第九話 見捨てぬ理由
伊東の間者を斬らずに帰した一件から、さらに半月が過ぎた。
真幸院の境目には、相変わらず不穏な気配が漂っていた。伊東方が大敗の借りを返そうと、小規模な兵を送り込んでは、境目の村々を小突き回すようなことが続いている。義弘は、その対処の多くを義誠に任せるようになっていた。
だが、それを快く思わない者たちも、少なからずいた。
飯野城の一室で、数人の年配の郷士頭が、義弘に膝を進めていた。
「義弘公、恐れながら申し上げます。義誠殿への信頼が篤いことは重々承知しておりますが、あの若さで、これほどの権を任せるのは、いささか性急ではございませぬか」
「木崎原の策も、間者への処し方も、確かに結果は出しておる。だが、あれは人の心を持った将のやることか、と申す者もおりまする」
「味方すら駒として数える者に、命を預けるのは御免だ、という声も……正直、少なからず耳にいたします」
義弘は、しばらく黙って聞いていたが、やがて静かに口を開いた。
「そなたらの懸念、分からぬではない。ならば、良い機会だ。今度の境目の見回り、義誠に任せる組に、蔵人、お主も加われ」
名を呼ばれた古参の郷士、蔵人が、驚いたように顔を上げた。
「儂に、でございますか」
「お主は、義誠のやり方に、最も苦い顔をしておる一人であろう。ならば、その目で見届けてくるがいい。あの男が、本当に人の心を持たぬのかどうかをな」
蔵人は、複雑な表情を浮かべながらも、頭を下げるほかなかった。
その日、義誠は境目の見回りに、十人ほどの郷士を率いて出ていた。その中に、蔵人の姿もあった。木崎原の戦にも出た古参で、あの捨て駒の献策を、誰よりも苦々しく思っている一人だった。

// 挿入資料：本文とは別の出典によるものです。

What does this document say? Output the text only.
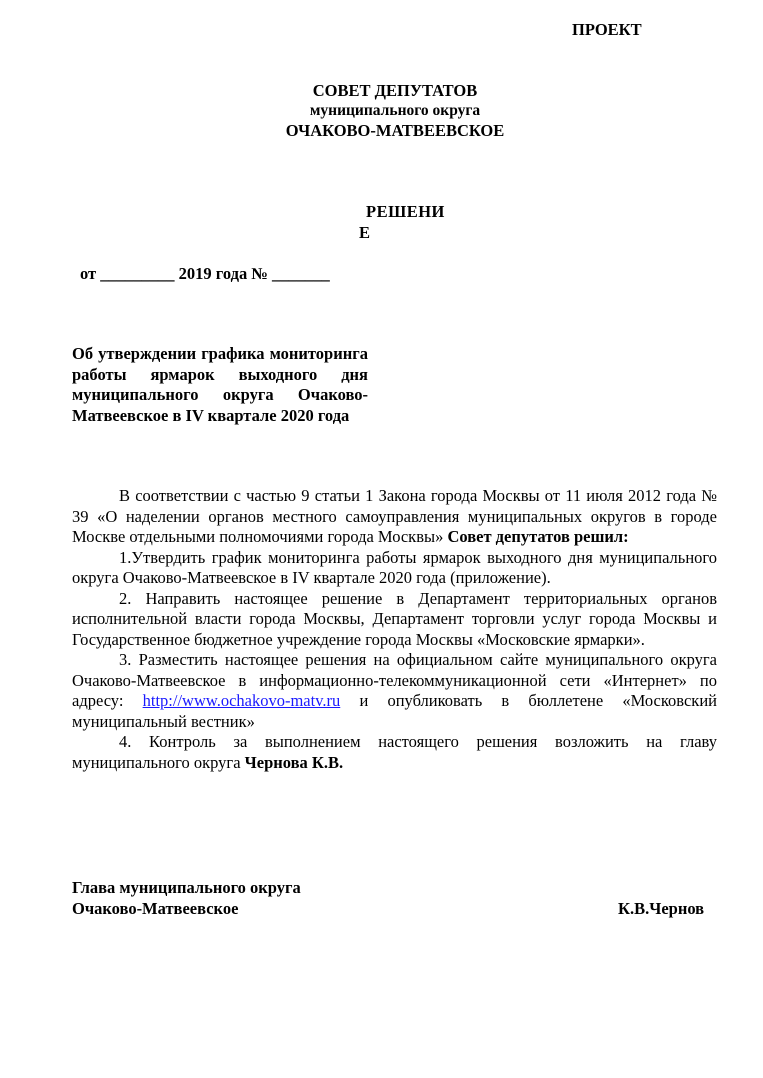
ПРОЕКТ
СОВЕТ ДЕПУТАТОВ
муниципального округа
ОЧАКОВО-МАТВЕЕВСКОЕ
РЕШЕНИ
Е
от _________ 2019 года № _______
Об утверждении графика мониторинга работы ярмарок выходного дня муниципального округа Очаково-Матвеевское в IV квартале 2020 года

В соответствии с частью 9 статьи 1 Закона города Москвы от 11 июля 2012 года № 39 «О наделении органов местного самоуправления муниципальных округов в городе Москве отдельными полномочиями города Москвы» Совет депутатов решил:

1.Утвердить график мониторинга работы ярмарок выходного дня муниципального округа Очаково-Матвеевское в IV квартале 2020 года (приложение).

2. Направить настоящее решение в Департамент территориальных органов исполнительной власти города Москвы, Департамент торговли услуг города Москвы и Государственное бюджетное учреждение города Москвы «Московские ярмарки».

3. Разместить настоящее решения на официальном сайте муниципального округа Очаково-Матвеевское в информационно-телекоммуникационной сети «Интернет» по адресу: http://www.ochakovo-matv.ru и опубликовать в бюллетене «Московский муниципальный вестник»

4. Контроль за выполнением настоящего решения возложить на главу муниципального округа Чернова К.В.

Глава муниципального округа
Очаково-Матвеевское	К.В.Чернов
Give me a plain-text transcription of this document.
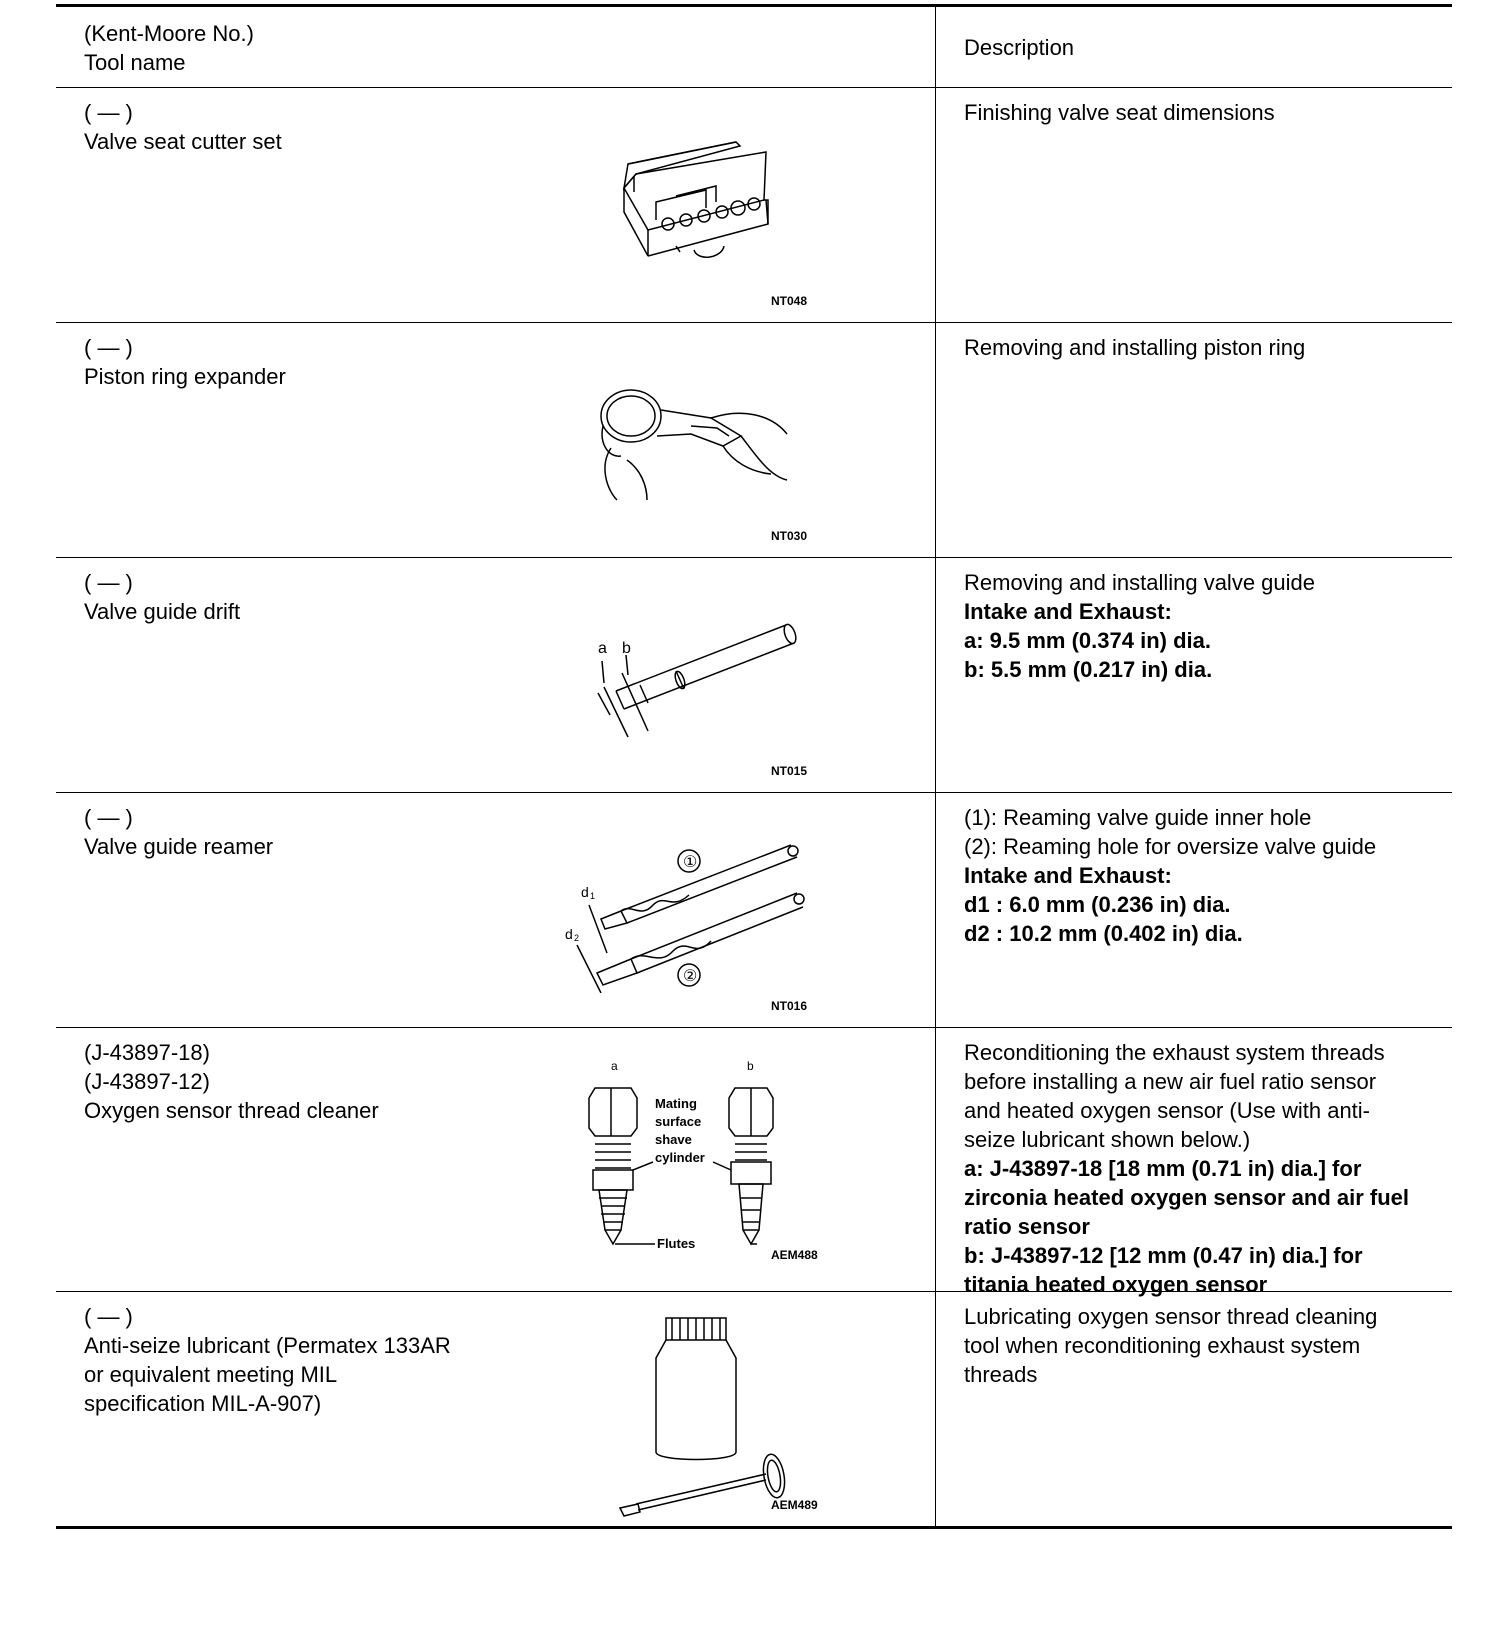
(Kent-Moore No.)
Tool name
Description
( — )
Valve seat cutter set
NT048
Finishing valve seat dimensions
( — )
Piston ring expander
NT030
Removing and installing piston ring
( — )
Valve guide drift
a b
NT015
Removing and installing valve guide
Intake and Exhaust:
a: 9.5 mm (0.374 in) dia.
b: 5.5 mm (0.217 in) dia.
( — )
Valve guide reamer
①
②
d 1
d 2
NT016
(1): Reaming valve guide inner hole
(2): Reaming hole for oversize valve guide
Intake and Exhaust:
d1 : 6.0 mm (0.236 in) dia.
d2 : 10.2 mm (0.402 in) dia.
(J-43897-18)
(J-43897-12)
Oxygen sensor thread cleaner
a	b
Mating
surface
shave
cylinder
Flutes
AEM488
Reconditioning the exhaust system threads
before installing a new air fuel ratio sensor
and heated oxygen sensor (Use with anti-
seize lubricant shown below.)
a: J-43897-18 [18 mm (0.71 in) dia.] for
zirconia heated oxygen sensor and air fuel
ratio sensor
b: J-43897-12 [12 mm (0.47 in) dia.] for
titania heated oxygen sensor
( — )
Anti-seize lubricant (Permatex 133AR
or equivalent meeting MIL
specification MIL-A-907)
AEM489
Lubricating oxygen sensor thread cleaning
tool when reconditioning exhaust system
threads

「この先の谷、伊東の斥候が潜んでいる恐れがある。二手に分かれ、私が率いる組が先に様子を探る」
義誠がそう告げると、蔵人が鼻を鳴らした。
「また、誰かを先に行かせるつもりか。木崎原の時のようにな」
「危うい役目だからこそ、私が先に立つ」
「口ではそう言うが、次に危うい場に立たされるのは、儂らのような下の者だろう」
言葉に棘があった。周りの郷士たちも、気まずそうに目を伏せる。義誠は、それに反論しなかった。反論したところで、蔵人の中にある不信が、すぐに消えるとは思えなかった。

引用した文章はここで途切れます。